Wow! Have not been on CC since yesterday and just read all the way through this thread. As usual, opinions vary.
I, too, was raised in California. My mom always had a bacon grease dish on the stove with a pair of salt and pepper shakers to match. Fried many a skillet of potatoes in that grease. She cooked with lard and maybe it was because we were poor. Guess I was oblivious to that fact.

Moved to Missouri when I was 16 and, by damn, that grease dish and shakers still sat on the stove.
If I had a dollar for every pound of lard I had rendered in my life, I could take a nice vacation. I owned a restaurant for 13 years. We bought sows from the Pork Plantation and made whole hog sausage that we served every day along with the biscuits and gravy. From those hogs, I rendered the lard that made all our pie crusts. Didn't use it for anything else, though.
For those who remember lard leaving a funny taste, I don't think the commercial lard is like that nor is home rendered lard if it is handled correctly. It must me rendered over a slow fire and strained carefully. My mom sometimes left it sit out and it would get that rancid taste.

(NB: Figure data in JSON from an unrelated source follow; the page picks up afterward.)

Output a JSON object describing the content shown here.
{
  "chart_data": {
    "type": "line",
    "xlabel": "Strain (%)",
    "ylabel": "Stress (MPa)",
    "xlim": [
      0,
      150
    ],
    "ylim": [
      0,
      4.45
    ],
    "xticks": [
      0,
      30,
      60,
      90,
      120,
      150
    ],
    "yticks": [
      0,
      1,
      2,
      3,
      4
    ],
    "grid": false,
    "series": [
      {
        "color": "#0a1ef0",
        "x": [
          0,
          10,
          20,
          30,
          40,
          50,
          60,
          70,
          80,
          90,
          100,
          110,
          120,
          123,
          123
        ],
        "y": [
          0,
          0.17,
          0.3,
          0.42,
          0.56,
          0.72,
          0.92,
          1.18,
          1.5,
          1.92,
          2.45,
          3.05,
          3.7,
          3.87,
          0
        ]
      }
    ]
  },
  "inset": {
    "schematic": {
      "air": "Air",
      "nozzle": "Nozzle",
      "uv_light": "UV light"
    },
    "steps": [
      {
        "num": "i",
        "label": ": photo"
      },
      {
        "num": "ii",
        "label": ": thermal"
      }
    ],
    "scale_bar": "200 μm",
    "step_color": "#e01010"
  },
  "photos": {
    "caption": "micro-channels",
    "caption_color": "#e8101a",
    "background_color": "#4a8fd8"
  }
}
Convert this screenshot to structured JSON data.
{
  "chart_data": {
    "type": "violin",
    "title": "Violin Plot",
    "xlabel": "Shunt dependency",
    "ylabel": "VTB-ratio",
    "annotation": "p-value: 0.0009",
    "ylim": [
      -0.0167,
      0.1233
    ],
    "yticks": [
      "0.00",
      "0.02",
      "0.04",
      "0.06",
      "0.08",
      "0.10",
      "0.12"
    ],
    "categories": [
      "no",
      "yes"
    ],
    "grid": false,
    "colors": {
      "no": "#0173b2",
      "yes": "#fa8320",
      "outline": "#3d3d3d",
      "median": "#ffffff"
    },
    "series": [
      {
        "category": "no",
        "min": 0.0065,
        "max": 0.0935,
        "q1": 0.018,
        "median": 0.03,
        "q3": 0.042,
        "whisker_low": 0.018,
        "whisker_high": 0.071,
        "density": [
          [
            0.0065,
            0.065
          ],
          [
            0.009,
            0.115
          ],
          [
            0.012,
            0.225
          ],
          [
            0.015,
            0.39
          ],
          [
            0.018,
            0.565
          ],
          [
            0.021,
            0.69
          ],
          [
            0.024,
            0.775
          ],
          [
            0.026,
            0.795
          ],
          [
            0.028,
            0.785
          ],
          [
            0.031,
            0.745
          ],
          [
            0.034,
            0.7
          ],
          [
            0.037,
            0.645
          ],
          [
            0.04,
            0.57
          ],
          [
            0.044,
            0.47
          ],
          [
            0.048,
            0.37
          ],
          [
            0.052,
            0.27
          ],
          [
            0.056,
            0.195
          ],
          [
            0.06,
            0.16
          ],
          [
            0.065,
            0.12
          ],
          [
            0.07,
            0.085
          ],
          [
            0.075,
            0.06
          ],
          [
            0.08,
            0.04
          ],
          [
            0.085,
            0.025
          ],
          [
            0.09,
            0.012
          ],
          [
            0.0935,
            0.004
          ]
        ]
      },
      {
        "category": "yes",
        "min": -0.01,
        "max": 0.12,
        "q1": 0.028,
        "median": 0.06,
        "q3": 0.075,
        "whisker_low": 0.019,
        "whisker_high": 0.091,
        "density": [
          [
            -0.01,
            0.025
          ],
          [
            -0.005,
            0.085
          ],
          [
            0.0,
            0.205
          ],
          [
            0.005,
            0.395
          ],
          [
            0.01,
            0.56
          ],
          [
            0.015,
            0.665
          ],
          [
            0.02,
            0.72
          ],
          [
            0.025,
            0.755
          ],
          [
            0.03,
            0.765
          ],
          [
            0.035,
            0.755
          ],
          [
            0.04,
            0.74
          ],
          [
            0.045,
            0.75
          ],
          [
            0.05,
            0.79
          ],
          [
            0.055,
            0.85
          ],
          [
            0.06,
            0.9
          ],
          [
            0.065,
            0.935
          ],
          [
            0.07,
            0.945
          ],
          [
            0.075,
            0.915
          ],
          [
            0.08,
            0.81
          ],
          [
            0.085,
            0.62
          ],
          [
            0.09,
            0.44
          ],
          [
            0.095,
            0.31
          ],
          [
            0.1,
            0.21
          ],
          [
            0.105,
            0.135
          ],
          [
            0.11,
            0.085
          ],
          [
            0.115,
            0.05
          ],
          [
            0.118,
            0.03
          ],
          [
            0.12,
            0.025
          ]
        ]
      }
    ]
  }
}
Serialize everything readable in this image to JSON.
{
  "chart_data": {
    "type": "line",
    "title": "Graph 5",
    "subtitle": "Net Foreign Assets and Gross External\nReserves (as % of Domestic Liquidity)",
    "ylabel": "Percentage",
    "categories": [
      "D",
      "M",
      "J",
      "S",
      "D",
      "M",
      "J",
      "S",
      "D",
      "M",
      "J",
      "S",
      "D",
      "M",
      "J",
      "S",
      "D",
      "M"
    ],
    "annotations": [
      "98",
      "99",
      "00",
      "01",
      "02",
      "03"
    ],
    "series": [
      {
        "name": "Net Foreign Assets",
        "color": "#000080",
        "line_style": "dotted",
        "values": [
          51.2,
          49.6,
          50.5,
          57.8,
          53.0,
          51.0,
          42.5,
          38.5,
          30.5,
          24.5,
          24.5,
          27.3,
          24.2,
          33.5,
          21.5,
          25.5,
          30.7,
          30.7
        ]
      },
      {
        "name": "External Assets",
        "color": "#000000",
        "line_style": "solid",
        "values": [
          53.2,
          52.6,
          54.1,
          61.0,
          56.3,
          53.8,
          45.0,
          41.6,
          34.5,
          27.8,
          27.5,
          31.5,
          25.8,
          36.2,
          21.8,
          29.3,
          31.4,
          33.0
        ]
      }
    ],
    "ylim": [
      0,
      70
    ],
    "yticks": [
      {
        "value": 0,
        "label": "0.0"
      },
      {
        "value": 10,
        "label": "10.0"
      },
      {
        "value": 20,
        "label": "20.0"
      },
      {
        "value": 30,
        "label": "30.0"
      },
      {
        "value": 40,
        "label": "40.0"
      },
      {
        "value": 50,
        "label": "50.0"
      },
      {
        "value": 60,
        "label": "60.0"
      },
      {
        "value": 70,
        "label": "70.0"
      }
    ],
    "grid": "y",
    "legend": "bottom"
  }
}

Indydebi, I always make my sausage gravy similar to how you do but have never used cornstarch (only flour) and don't heat my milk before adding it unless I'm in a hurry. Why do you use cornstarch? Another thing, Debi, any damn time you want to give me an autobiography, I'd be glad to hear it. Theresa's comments were totally out of line.
As for lard in icing. I would think it would not hold up to heat very well. As far as mixing it with butter and shortening, I don't know what the point would be. It isn't cheaper. Someone needs to let us know how it does.
Guess that was part of my autobiography.